How she ended up in Nebraska is, perhaps, a story for a different time. It is sufficient for this tale to simply say she married my Dad, post-war WW II, and followed her newly un-mustered GI back to Nebraska.
Dad, farmer and bona fide horse-whisperer – having been raised in an era of literal horse power – whisked his new bride to a Fairyland of milk and honey. Well, not exactly.
There WAS milk. Dad raised a prized herd of milk cows. But mostly the newlyweds found hard work and hardship. The farmhouse Mom made into a home had no indoor plumbing and no electricity. Very much a culture shock to the college-educated artist.
She persevered, though, and as I look back through the clutter that has accumulated in my brain over the years, the word that seems to fit my mother, no matter the situation, would be refined. I can still hear her voice with its Brooklyn lilt, and I remember her cool, soft touch at my fevered forehead.
Refined, however, would not accurately describe her four sons. We were rowdy, loud, fighting, like a perpetually swirling tornado. To keep her sanity, I suppose, Mom nudged us into sports. I can imagine her turning in desperation to the coach and saying: “Take them.”
So Mom, this girl from Brooklyn, was forced to learn football.
I am thinking about my parents and football because of the impending season, and because the older of my two sons is a freshman in high school and about to play his first year of real football.
I am frightened by the thought he may get hurt.
I remember the night before my own first football practice as a freshman. I lay in bed tossing and turning until, somehow, I flopped my right hand into the whirling blades of a small, round, bronze-colored fan rotating on the nightstand. (This was before air conditioning found its way to the Miller household.)

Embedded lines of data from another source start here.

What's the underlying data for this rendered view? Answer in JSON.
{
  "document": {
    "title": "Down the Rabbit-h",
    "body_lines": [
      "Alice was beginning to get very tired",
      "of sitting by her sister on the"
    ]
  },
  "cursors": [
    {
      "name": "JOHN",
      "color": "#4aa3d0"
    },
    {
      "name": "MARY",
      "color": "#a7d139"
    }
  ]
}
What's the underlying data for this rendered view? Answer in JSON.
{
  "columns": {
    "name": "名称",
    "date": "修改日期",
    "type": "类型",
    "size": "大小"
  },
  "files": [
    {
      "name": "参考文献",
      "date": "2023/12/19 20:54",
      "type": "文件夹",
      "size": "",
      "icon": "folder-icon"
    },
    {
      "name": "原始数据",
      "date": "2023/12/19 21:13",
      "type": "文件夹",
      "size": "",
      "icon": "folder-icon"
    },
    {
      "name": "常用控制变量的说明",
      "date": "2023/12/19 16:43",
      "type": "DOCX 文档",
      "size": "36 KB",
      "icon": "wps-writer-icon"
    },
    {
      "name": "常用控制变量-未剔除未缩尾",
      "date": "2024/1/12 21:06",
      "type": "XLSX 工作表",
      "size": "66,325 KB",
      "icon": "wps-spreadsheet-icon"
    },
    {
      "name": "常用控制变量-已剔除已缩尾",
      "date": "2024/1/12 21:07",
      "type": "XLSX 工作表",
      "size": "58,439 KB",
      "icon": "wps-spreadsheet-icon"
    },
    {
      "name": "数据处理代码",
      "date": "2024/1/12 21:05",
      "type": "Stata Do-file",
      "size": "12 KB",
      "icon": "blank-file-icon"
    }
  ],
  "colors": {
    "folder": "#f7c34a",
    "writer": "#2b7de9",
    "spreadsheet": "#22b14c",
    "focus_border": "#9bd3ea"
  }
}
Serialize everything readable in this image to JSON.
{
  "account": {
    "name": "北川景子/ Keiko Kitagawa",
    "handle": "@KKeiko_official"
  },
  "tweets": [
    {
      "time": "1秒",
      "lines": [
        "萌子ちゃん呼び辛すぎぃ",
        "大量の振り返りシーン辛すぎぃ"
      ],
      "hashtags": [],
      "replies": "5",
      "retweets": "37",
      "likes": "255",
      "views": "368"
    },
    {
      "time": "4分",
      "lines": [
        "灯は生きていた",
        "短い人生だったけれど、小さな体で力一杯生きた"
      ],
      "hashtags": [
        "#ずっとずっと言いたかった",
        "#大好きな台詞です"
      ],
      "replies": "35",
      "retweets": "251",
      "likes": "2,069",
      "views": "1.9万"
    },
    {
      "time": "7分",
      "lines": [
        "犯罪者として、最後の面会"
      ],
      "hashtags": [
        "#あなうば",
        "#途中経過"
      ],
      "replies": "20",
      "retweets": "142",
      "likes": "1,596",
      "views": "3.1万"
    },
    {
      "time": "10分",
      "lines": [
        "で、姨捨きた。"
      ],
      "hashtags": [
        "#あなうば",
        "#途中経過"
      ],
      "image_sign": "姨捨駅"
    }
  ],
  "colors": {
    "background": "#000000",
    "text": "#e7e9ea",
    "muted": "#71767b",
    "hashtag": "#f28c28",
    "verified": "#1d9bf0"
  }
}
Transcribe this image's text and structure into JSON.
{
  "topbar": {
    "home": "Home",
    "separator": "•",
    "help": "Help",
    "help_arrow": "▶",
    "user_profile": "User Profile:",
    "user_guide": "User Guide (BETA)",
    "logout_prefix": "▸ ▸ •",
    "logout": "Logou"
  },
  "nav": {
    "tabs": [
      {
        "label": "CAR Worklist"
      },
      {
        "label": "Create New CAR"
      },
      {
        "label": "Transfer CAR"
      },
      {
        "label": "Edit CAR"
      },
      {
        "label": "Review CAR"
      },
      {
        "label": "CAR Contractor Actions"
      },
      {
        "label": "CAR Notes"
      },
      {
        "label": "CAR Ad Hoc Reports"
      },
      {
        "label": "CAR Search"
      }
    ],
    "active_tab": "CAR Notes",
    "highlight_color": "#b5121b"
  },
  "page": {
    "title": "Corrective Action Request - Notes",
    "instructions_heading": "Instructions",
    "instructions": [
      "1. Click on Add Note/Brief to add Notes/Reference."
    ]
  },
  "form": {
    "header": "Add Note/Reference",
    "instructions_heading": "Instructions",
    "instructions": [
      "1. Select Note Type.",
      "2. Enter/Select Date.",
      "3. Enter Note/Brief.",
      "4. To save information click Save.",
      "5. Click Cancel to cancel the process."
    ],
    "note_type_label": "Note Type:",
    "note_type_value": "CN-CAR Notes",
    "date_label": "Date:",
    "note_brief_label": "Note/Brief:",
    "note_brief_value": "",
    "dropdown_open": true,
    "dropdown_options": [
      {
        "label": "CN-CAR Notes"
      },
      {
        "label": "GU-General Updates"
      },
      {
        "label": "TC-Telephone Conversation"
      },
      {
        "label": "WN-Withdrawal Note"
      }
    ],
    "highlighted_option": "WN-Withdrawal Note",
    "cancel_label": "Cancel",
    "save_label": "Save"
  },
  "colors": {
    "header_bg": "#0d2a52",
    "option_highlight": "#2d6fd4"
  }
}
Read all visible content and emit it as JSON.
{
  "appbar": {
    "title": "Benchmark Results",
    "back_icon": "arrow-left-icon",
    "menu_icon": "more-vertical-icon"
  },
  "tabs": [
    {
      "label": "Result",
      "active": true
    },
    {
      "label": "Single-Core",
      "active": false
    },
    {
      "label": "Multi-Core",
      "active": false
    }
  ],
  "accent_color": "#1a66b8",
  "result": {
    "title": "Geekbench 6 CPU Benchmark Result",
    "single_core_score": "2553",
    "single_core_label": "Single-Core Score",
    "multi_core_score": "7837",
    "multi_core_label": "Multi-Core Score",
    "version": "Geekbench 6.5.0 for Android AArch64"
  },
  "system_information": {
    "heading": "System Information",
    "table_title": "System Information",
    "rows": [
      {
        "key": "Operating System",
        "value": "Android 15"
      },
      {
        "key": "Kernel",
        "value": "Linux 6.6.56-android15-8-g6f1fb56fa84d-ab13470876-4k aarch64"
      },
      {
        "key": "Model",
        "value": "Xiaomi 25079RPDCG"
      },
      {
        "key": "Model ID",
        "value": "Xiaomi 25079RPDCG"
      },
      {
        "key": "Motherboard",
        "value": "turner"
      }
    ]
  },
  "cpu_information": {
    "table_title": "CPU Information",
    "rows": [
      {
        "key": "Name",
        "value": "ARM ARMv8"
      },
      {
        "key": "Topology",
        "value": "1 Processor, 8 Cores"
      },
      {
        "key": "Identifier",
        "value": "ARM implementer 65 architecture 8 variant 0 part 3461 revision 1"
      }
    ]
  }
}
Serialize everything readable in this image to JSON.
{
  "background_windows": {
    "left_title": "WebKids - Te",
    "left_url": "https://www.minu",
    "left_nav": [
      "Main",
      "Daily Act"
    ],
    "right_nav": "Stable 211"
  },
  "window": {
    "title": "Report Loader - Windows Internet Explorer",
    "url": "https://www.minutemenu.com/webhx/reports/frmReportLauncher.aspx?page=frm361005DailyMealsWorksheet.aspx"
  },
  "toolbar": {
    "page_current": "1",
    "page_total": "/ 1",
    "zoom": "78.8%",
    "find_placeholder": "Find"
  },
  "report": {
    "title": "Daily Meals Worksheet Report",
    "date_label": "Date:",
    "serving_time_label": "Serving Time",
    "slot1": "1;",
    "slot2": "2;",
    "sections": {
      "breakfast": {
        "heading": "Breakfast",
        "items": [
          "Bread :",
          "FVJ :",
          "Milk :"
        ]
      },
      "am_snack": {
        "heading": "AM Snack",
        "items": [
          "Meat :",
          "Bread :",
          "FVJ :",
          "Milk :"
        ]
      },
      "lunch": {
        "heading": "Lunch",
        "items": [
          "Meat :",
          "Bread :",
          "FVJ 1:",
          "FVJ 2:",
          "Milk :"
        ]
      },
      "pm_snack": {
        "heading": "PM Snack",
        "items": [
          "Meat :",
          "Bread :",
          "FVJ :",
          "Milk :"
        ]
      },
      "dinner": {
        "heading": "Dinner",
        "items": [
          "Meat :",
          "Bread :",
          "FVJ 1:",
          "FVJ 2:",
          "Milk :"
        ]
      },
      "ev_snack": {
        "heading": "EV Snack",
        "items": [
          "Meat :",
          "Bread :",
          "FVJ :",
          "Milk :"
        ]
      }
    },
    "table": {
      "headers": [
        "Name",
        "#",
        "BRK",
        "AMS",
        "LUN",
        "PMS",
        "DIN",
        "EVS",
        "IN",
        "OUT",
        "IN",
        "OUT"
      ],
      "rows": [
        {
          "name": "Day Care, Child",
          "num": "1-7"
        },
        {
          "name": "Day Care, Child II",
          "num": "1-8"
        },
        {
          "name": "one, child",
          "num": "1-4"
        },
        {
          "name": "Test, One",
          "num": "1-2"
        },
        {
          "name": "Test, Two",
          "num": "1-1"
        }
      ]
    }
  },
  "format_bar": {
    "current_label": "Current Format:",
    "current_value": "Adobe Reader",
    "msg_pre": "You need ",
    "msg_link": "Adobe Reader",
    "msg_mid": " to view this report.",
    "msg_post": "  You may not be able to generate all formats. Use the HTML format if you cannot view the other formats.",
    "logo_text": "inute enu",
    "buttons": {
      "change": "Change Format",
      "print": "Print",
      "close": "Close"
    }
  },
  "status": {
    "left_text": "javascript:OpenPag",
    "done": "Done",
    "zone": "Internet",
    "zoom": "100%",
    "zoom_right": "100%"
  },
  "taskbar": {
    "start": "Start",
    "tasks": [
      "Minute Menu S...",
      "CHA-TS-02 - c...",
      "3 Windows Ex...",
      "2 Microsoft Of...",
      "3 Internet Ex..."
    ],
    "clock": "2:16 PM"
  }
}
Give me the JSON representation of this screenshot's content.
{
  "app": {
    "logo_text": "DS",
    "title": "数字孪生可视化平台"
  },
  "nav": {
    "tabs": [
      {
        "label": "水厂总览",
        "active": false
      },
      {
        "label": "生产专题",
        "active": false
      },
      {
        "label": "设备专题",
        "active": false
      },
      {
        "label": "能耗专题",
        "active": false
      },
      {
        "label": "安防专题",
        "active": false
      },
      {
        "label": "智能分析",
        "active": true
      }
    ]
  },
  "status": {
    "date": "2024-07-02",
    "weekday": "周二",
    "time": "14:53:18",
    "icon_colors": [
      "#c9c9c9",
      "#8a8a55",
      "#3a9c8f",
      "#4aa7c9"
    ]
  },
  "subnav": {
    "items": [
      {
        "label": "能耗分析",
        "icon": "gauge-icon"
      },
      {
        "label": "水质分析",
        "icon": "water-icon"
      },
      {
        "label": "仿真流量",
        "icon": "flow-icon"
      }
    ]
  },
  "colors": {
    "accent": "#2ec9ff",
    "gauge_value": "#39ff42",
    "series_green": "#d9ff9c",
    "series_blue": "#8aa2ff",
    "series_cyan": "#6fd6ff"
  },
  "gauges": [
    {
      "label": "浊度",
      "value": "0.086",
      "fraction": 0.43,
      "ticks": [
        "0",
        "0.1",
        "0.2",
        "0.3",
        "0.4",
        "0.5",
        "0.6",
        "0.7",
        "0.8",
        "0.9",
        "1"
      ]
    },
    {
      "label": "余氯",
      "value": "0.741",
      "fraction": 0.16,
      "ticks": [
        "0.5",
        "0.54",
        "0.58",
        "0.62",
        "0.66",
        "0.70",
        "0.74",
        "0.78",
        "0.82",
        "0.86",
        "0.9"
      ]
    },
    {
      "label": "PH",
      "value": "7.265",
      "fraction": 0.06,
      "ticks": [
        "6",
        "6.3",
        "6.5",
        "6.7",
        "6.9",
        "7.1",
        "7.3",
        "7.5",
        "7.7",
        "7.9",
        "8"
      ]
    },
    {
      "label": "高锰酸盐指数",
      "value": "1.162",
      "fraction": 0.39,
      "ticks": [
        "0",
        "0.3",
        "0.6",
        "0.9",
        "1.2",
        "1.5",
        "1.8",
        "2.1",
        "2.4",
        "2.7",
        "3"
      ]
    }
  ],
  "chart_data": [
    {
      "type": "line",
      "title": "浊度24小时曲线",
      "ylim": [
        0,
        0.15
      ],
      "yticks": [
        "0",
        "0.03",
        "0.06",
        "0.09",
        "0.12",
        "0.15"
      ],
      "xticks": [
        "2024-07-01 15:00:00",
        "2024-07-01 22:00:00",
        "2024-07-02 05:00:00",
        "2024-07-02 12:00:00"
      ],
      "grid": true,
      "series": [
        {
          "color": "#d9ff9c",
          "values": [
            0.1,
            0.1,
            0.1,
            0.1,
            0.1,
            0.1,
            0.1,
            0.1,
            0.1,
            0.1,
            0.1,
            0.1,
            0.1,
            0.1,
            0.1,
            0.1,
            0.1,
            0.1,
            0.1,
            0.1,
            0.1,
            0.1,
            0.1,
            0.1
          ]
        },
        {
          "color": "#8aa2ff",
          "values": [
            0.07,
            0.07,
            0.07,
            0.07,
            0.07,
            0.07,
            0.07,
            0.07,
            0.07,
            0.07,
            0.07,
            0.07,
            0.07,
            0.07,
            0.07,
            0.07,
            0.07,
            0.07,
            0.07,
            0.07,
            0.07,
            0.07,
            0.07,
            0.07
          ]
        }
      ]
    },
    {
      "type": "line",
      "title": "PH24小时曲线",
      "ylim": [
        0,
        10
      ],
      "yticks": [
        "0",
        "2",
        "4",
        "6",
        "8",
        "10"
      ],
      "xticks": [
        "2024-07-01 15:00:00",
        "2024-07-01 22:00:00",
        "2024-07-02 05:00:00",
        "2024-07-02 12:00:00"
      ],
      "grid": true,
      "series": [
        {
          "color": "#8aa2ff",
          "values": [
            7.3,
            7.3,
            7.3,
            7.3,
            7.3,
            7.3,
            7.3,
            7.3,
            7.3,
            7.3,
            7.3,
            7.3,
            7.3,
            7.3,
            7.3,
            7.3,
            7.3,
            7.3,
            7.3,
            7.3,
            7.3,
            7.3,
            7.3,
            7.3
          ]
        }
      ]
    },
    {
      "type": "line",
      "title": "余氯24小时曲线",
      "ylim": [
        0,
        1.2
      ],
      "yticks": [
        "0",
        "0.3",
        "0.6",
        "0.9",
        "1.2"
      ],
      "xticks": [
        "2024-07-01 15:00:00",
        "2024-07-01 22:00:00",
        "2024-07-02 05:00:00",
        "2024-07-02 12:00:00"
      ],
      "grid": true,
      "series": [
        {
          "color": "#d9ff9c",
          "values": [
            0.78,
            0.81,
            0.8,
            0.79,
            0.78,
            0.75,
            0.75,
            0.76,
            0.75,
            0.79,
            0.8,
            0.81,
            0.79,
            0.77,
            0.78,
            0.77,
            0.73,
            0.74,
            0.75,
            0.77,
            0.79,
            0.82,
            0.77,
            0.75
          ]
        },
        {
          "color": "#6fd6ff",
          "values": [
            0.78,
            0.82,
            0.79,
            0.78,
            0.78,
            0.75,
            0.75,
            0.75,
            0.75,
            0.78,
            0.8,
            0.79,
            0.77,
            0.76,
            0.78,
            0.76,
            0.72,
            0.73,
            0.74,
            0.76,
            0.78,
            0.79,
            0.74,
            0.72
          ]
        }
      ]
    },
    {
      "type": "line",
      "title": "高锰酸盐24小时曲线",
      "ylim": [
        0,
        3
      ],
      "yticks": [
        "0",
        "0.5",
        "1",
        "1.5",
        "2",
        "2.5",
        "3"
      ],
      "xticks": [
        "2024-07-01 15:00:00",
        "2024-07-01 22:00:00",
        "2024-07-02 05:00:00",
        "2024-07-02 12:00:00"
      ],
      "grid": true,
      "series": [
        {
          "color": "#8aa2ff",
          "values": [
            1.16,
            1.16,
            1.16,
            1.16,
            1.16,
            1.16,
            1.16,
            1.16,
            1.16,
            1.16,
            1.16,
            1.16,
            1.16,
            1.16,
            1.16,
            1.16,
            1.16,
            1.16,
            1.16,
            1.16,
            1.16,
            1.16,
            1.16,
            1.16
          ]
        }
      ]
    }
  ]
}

At first I thought everything was OK. But in a short while I knew everything wasn’t.
As I awakened Dad from a peaceful sleep, it was the first time I ever considered what it was like to be a father. And I wasn’t sure it was such a good job, when your son might wake you up at 3:30 in the morning with a chopped-up finger.
And I remember lying in bed a few weeks later on the night before my first real football game – a Junior Varsity contest against Nebraska Christian – and I fell asleep imagining myself intercepting a pass (I was to play cornerback) and running it back all the way for a touchdown.
You can probably understand my surprise – it was almost as if I were still in my dream – when the next night, underneath a black sky and blazing white lights, a pass from the opposing team magically settled into my grasp.
I set off down the sideline toward my team’s goal line.
And as I ran, I swear I heard this crazy woman screaming at me from the crowd. All hint of her Brooklyn accent was gone, at least for that moment. This was pure, Nebraska, call-in-the-cows hollerin’. Urging me to a touchdown as fast as my feet could carry me.
Mom later confessed she didn’t even know I’d made an interception (didn’t really know what an interception was, even) and didn’t know I had the ball until Lois Pearson, sitting next to her, had grabbed her shoulder and, pointing at the field, shouted something like, “It’s Mark!”
All I did was run and run. I was told Mom shouted and danced arm-in-arm with Mrs. Pearson.
Worlds collide. The past. Our present. Risk and reward. It’s football. My son, my son.
Breathe in: I remember the crisp, sweet, heady exuberance of being young, sweat beneath helmet and shoulder pads. Breathe out: frozen, white puffs hang in the darkening autumn air. My parents gone for so long. Flickering scoreboard lights clicking resolutely down to zero.